Il bilanciamento degli interessi in gioco, come effettuato dai provvedimenti impugnati dinnanzi al giudice di primo grado, evidenzia la sufficiente considerazione dell’interesse alla tutela ambientale da parte della PA, mediante l’imposizione di scelte tecniche ragionevoli ed efficaci a fronte di un’alternativa, prospettata dai ricorrenti, che avrebbe determinato il risultato, evidentemente sproporzionato, dell’azzeramento della produzione all’interno dello stabilimento.

 

[1] cfr. T.A.R. Friuli-Venezia Giulia I, 5 luglio 2021 n. 208; C.d.S. IV, 7 settembre 2022 n. 7799; T.A.R Toscana II, 23 marzo 2022 n. 372; T.A.R Liguria II, 10 febbraio 2017 n. 95

[2] cfr. IV Sez. CdS, sentenza n. 601/1999

[3] Il caso “La Macchia”, analizzato dal Consiglio di Stato in una pronuncia del 2019, riguardava una vicenda relativa all’abilitazione a professore ordinario del ricorrente. Dopo due annullamenti precedenti da parte del giudice amministrativo, in cui veniva affermata l’erroneità delle valutazioni operate dalla PA, il Consiglio di Stato, interrogato sulla questione per la terza volta, disponeva l’abilitazione all’insegnamento come professore ordinario del ricorrente.

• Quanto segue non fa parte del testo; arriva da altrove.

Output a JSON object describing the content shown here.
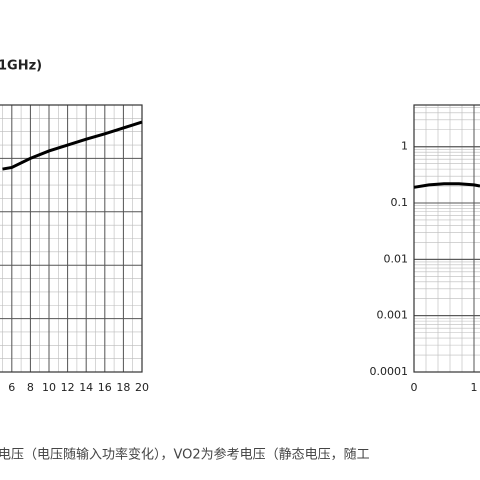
{
  "chart_data": [
    {
      "type": "line",
      "title": "1GHz)",
      "x": [
        5,
        6,
        8,
        10,
        12,
        14,
        16,
        18,
        20
      ],
      "series": [
        {
          "color": "#000000",
          "values": [
            3.8,
            3.83,
            4.0,
            4.14,
            4.25,
            4.36,
            4.46,
            4.57,
            4.68
          ]
        }
      ],
      "xlim": [
        0,
        20
      ],
      "xticks": [
        6,
        8,
        10,
        12,
        14,
        16,
        18,
        20
      ],
      "ylim": [
        0,
        5
      ],
      "grid": true
    },
    {
      "type": "line",
      "log_y": true,
      "x": [
        0,
        0.25,
        0.5,
        0.75,
        1,
        1.1
      ],
      "series": [
        {
          "color": "#000000",
          "values": [
            0.19,
            0.21,
            0.22,
            0.22,
            0.21,
            0.2
          ]
        }
      ],
      "xlim": [
        0,
        2
      ],
      "xticks": [
        0,
        1
      ],
      "ylim": [
        0.0001,
        5.5
      ],
      "yticks": [
        1,
        0.1,
        0.01,
        0.001,
        0.0001
      ],
      "grid": true
    }
  ],
  "caption": "电压（电压随输入功率变化），VO2为参考电压（静态电压，随工"
}
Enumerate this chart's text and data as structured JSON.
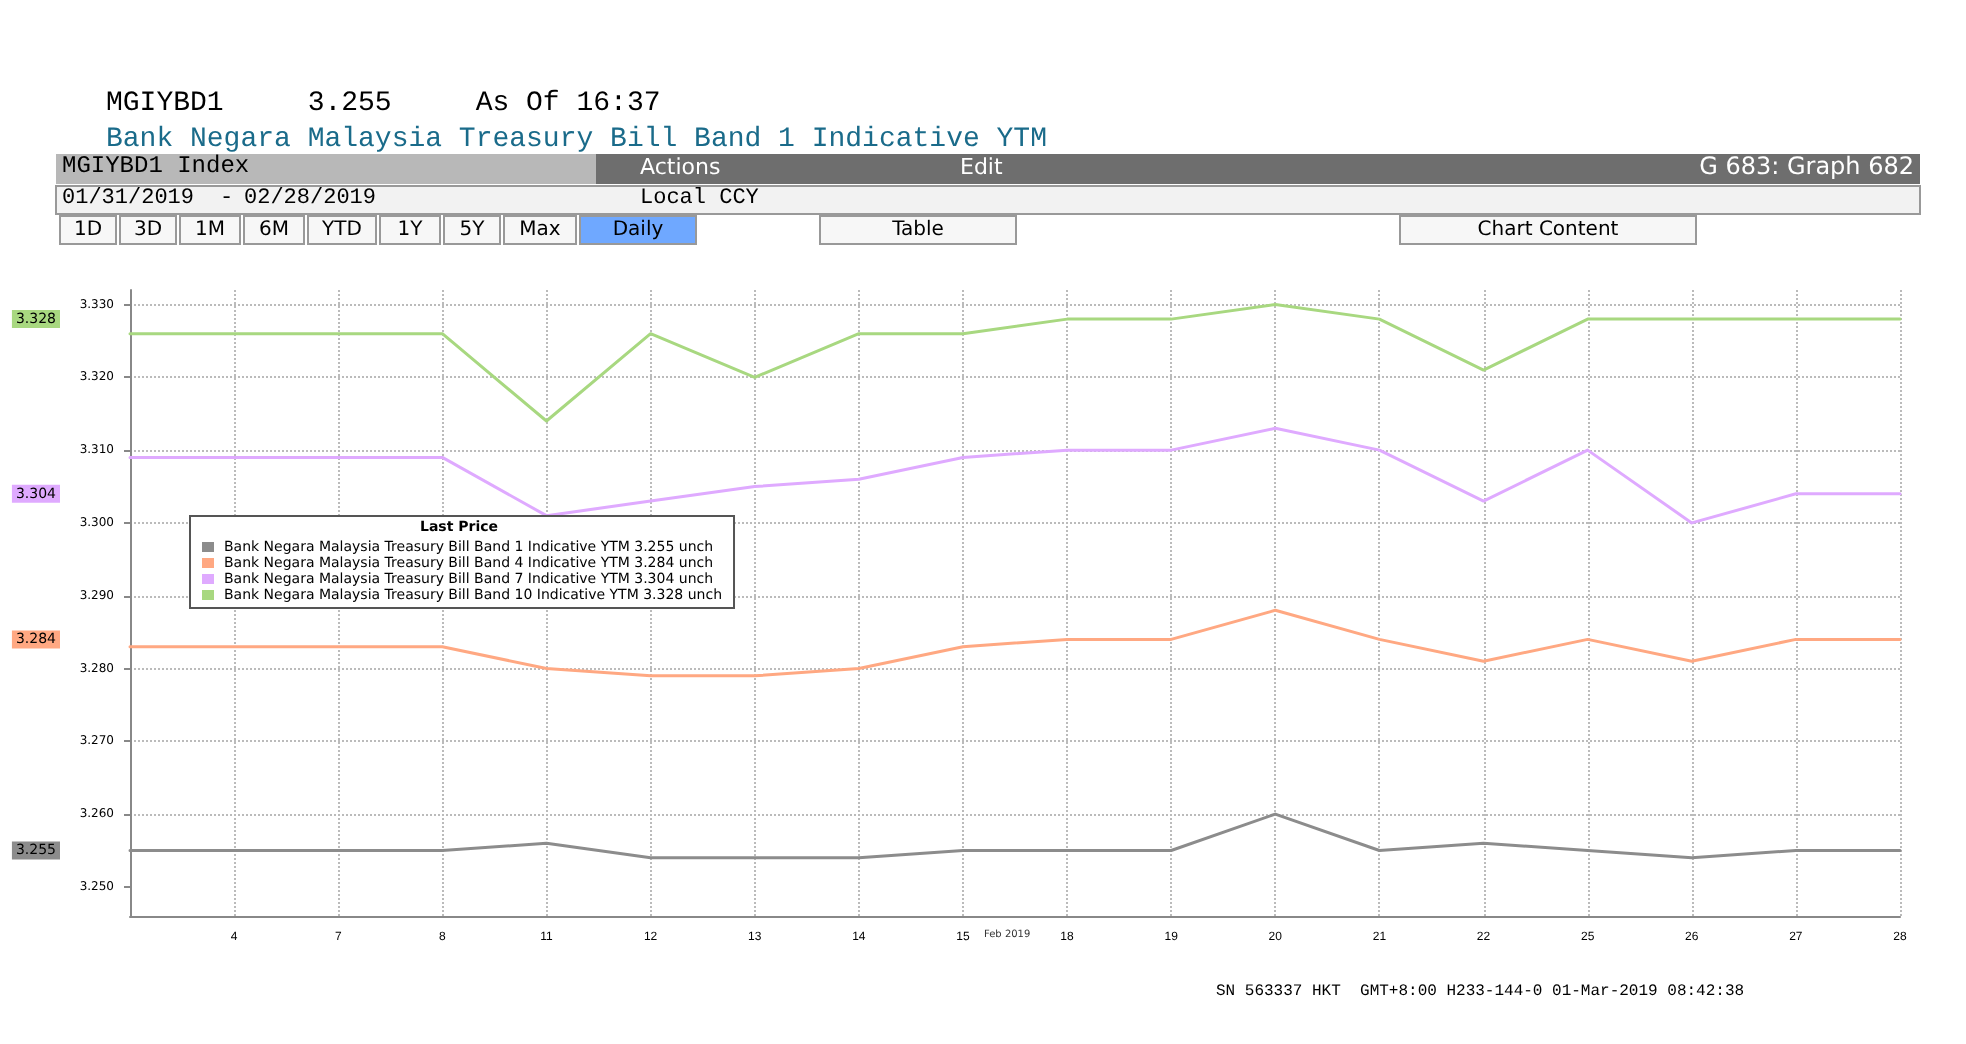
{
  "chart_data": {
    "type": "line",
    "title": "MGIYBD1     3.255     As Of 16:37",
    "subtitle": "Bank Negara Malaysia Treasury Bill Band 1 Indicative YTM",
    "legend_title": "Last Price",
    "categories": [
      null,
      "4",
      "7",
      "8",
      "11",
      "12",
      "13",
      "14",
      "15",
      "18",
      "19",
      "20",
      "21",
      "22",
      "25",
      "26",
      "27",
      "28"
    ],
    "series": [
      {
        "name": "Bank Negara Malaysia Treasury Bill Band 1 Indicative YTM 3.255 unch",
        "color": "#8c8c8c",
        "values": [
          3.255,
          3.255,
          3.255,
          3.255,
          3.256,
          3.254,
          3.254,
          3.254,
          3.255,
          3.255,
          3.255,
          3.26,
          3.255,
          3.256,
          3.255,
          3.254,
          3.255,
          3.255
        ]
      },
      {
        "name": "Bank Negara Malaysia Treasury Bill Band 4 Indicative YTM 3.284 unch",
        "color": "#ffa882",
        "values": [
          3.283,
          3.283,
          3.283,
          3.283,
          3.28,
          3.279,
          3.279,
          3.28,
          3.283,
          3.284,
          3.284,
          3.288,
          3.284,
          3.281,
          3.284,
          3.281,
          3.284,
          3.284
        ]
      },
      {
        "name": "Bank Negara Malaysia Treasury Bill Band 7 Indicative YTM 3.304 unch",
        "color": "#dfaaff",
        "values": [
          3.309,
          3.309,
          3.309,
          3.309,
          3.301,
          3.303,
          3.305,
          3.306,
          3.309,
          3.31,
          3.31,
          3.313,
          3.31,
          3.303,
          3.31,
          3.3,
          3.304,
          3.304
        ]
      },
      {
        "name": "Bank Negara Malaysia Treasury Bill Band 10 Indicative YTM 3.328 unch",
        "color": "#a8d880",
        "values": [
          3.326,
          3.326,
          3.326,
          3.326,
          3.314,
          3.326,
          3.32,
          3.326,
          3.326,
          3.328,
          3.328,
          3.33,
          3.328,
          3.321,
          3.328,
          3.328,
          3.328,
          3.328
        ]
      }
    ],
    "ylim": [
      3.246,
      3.332
    ],
    "yticks": [
      {
        "value": 3.25,
        "label": "3.250"
      },
      {
        "value": 3.26,
        "label": "3.260"
      },
      {
        "value": 3.27,
        "label": "3.270"
      },
      {
        "value": 3.28,
        "label": "3.280"
      },
      {
        "value": 3.29,
        "label": "3.290"
      },
      {
        "value": 3.3,
        "label": "3.300"
      },
      {
        "value": 3.31,
        "label": "3.310"
      },
      {
        "value": 3.32,
        "label": "3.320"
      },
      {
        "value": 3.33,
        "label": "3.330"
      }
    ],
    "grid": true,
    "legend": "left",
    "marker": "none",
    "line_style": "solid",
    "annotations": [
      "MGIYBD1 Index",
      "Actions",
      "Edit",
      "G 683: Graph 682",
      "01/31/2019",
      "-",
      "02/28/2019",
      "Local CCY",
      "1D",
      "3D",
      "1M",
      "6M",
      "YTD",
      "1Y",
      "5Y",
      "Max",
      "Daily",
      "Table",
      "Chart Content",
      "Feb 2019",
      "SN 563337 HKT  GMT+8:00 H233-144-0 01-Mar-2019 08:42:38",
      "3.255",
      "3.284",
      "3.304",
      "3.328"
    ]
  }
}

In questa pronuncia è evidente come il giudice amministrativo si sostituisca alla Pubblica Amministrazione, esercitando di fatto una giurisdizione di merito. La giurisdizione, a parere del Supremo Consesso, diviene “di merito” a fronte dell’esaurimento della discrezionalità tecnica amministrativa, che si tramuta in attività strettamente vincolata.